EXPERIENȚA ȘI DISCERNĂMÂNTUL PATRISTIC CU PRIVIRE LA BOALA PĂCATULUI
Abstract
By losing the sense of dependence on God, contemporary man inexorably
loses the sense of sin. In reality, the sense of God and the sense of sin are intimately
linked in consciousness, because only in the face of God does man discover and feel
himself a profound sinner and because only in the face of God the Father does man
realize that he has sinned, that is, that he has failed in the love of God, violating a law
that transcends him, which is not an invention and to which he must obey. This is why
the sense of God and the sense of sin stand together or fall together. It is clear that
when God is erased or absent from consciousness, sin is no longer felt as such: at most it
remains there as an obscure feeling of guilt, but not as sin, which necessarily implies an
explicit reference to God and to a transcendent and heteronomous law. The process of
secularization, at the same time as it affected man’s sense of God, also affected the sense
of sin.
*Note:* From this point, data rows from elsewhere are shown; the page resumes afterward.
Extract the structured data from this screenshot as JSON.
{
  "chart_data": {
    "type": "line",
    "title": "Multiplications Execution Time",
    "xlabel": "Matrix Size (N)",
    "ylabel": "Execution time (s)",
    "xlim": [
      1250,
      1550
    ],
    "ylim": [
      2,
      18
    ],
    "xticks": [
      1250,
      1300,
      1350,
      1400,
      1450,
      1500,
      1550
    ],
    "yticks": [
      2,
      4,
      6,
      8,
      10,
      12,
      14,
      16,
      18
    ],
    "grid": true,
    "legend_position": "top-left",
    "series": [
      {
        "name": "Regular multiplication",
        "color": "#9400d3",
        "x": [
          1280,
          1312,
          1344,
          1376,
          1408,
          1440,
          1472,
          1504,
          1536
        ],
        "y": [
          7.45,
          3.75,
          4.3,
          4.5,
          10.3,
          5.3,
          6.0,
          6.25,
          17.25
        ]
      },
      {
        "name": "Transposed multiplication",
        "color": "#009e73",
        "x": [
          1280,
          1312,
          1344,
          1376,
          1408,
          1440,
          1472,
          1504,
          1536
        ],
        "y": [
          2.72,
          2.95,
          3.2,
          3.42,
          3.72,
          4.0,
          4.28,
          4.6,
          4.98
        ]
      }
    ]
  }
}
Unable to eliminate sin as easily as he eliminated God, because sin is too human
a reality to deny, man secularized it, reducing it to a feeling of guilt and, ultimately,
to a mental illness. This is also the reason why psychoanalysis and psychiatry have
taken the official place of confession and spiritual guidance for many. Many people
today feel truly good, free and happy in this secularized world, without God. They do
not live against God, they do not harbor resentment against faith or against believers.
They live in an atheism that is anything but a militant anti‑theism, they are irreligious,
true “gentlemen“; in their thoughts and in their lives God occupies no place. They are
splendid pagans, perhaps at the peak of their professional lives, and also excellent,
helpful and exemplary neighbors, but as far as God is concerned, there are no signs of
his presence in their minds and lives. In reality, the mystery of sin is revealed to man
only when he places himself before God: by looking and allowing himself to be looked at
the situations of his life from the point of view of his relationship with God.